Latin Amerika’daki Sonuçlar

9. ABD’nin Irak’ta batağa saplanmasının, Latin Amerika başta olmak üzere uluslararası sonuçları olmuştur. Bu, kendisinin arka bahçesi olarak gördüğü ve Kolombiya’nın Venezuella ve Ekvator’a saldırıları ile yakın zamanda hafızalarda tazelenen, ‘imparatorluk’un kıtaya halen uyguladığı baskıyı hafife alma sorunu değildir. Aynı şekilde, bir uluslararası ekonomik krizin Latin Amerika kıtasındaki muhtemel sonuçlarını, kıtanın pozisyonunun kötüleşmesini özellikle tarım ürünleri ihracatı ve belirli hammaddeler ilişkileri içinde analizimize dahil etmek zorundayız. Kıtanın pozisyonundaki böyle bir bozulma, Kuzey’in baskısını arttıracaktır. Hatta varolan ekonomik durumda, kıtadaki Amerikan yanlısı Sağ’ın özellikle onun ileri kolu Urribe’nin Kolombiya rejimi ile birlikte etkin olma kapasitesine de işaret etmek gereklidir. ‘Kolombiya Planı’ orada, ABD emperyalizmine yeniden etkinlik olanakları veren Chavez’in 2 Aralık referandumunda mağlup edilmesinde, PVDSA’nın malvarlığının dondurulmasında kendisini gösteriyor: ayrıca Paraguay’da askeri üsler de mevcut.

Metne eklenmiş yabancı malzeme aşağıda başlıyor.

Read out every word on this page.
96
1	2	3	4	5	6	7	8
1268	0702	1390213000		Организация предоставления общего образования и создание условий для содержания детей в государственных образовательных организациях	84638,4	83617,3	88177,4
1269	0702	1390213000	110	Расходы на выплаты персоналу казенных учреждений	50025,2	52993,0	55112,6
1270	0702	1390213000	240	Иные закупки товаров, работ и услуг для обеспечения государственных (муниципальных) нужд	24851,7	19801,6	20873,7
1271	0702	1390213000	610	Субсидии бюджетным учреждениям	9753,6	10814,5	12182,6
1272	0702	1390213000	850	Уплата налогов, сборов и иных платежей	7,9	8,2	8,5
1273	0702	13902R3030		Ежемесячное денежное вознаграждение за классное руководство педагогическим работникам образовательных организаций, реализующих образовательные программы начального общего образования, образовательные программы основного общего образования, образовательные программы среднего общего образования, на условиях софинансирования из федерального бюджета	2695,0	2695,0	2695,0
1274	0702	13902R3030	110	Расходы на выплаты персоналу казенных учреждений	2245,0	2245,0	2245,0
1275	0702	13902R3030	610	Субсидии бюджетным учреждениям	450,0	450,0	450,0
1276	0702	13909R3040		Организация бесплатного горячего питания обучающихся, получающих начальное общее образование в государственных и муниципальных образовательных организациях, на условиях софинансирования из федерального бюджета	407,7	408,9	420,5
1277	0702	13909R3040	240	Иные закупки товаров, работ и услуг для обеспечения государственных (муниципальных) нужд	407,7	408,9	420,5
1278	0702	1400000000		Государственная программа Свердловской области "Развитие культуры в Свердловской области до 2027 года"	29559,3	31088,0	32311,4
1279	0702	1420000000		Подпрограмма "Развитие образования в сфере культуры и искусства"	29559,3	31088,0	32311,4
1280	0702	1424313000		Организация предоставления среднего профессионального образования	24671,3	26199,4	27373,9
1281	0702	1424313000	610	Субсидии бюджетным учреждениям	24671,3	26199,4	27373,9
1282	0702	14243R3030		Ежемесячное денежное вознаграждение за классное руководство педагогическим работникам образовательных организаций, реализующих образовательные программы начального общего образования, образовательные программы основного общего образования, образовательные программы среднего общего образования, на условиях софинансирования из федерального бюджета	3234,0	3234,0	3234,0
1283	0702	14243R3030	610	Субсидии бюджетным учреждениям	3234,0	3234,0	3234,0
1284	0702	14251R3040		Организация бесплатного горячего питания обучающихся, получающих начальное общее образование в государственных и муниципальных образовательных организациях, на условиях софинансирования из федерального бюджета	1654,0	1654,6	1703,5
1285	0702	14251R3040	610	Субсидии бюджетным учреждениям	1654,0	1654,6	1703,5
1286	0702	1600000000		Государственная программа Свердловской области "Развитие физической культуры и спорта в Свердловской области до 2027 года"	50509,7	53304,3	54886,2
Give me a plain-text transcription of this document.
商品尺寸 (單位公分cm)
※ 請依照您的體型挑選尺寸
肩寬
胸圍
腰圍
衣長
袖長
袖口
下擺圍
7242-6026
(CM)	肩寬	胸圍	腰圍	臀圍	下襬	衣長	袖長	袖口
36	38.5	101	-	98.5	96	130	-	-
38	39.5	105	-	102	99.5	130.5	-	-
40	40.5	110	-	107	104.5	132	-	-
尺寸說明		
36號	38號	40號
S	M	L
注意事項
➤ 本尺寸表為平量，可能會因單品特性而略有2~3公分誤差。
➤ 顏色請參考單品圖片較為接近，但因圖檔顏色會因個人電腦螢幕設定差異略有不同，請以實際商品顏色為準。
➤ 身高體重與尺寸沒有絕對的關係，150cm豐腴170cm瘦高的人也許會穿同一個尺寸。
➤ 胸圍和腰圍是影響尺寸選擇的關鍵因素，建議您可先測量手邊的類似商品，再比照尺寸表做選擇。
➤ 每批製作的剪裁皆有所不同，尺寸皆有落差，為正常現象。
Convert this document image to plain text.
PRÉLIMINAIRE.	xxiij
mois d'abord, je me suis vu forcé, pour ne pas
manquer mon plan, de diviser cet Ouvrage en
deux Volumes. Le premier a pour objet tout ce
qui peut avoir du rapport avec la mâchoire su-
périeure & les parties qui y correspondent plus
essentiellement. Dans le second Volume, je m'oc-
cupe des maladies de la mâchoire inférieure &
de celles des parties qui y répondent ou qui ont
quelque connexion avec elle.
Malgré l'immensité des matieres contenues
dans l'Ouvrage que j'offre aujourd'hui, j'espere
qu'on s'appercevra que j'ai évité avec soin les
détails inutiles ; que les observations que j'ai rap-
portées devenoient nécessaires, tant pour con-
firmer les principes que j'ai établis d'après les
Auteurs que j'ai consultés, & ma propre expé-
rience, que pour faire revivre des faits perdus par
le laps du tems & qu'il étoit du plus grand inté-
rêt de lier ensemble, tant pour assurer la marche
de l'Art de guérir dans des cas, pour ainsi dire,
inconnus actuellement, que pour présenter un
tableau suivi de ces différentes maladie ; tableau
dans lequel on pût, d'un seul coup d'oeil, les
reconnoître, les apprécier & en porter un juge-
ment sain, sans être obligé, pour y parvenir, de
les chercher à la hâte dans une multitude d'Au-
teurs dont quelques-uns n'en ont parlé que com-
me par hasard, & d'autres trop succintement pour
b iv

Bolivya’da ‘golpist’ (putschist-darbeci) Sağ’a, Peru ve Meksika’da ‘liberal-otoriter’ Sağ’a hala destek veriliyor. Amerika Serbest Ticaret Bölgesi(FTAA, İspanyolca’da ALCA) başarısız oldu fakat ABD ile bir çok Güney Amerika ülkesi arasında ikili anlaşmalar akdedildi. Ancak Latin Amerika’nın durumu üzerinde son birkaç haftadır meydana gelen, ABD’nin, Kolombiya’nın ve en gerici Sağ güçlerin lehine olan bu manevralara ve değişimlere rağmen, Amerikan emperyalizminin kıtaya müdahale etme kapasitesinin zayıfladığının altını çizmeliyiz. Askeri düzeyde kıtaya müdahale hazırlığında olmak, Irak ve Afganistan müdahaleleri olduğu için zordur, ABD Güney Amerika’ya baskı uygulamaya devam ediyorsa da, kıtada Amerikan emperyalizmi ile bir dizi Latin Amerika ülkesi ile yeni güçler ilişkisinin varolduğu reddedilemez. Bu güçler ilişkisi iki grup ülkenin yararınadır.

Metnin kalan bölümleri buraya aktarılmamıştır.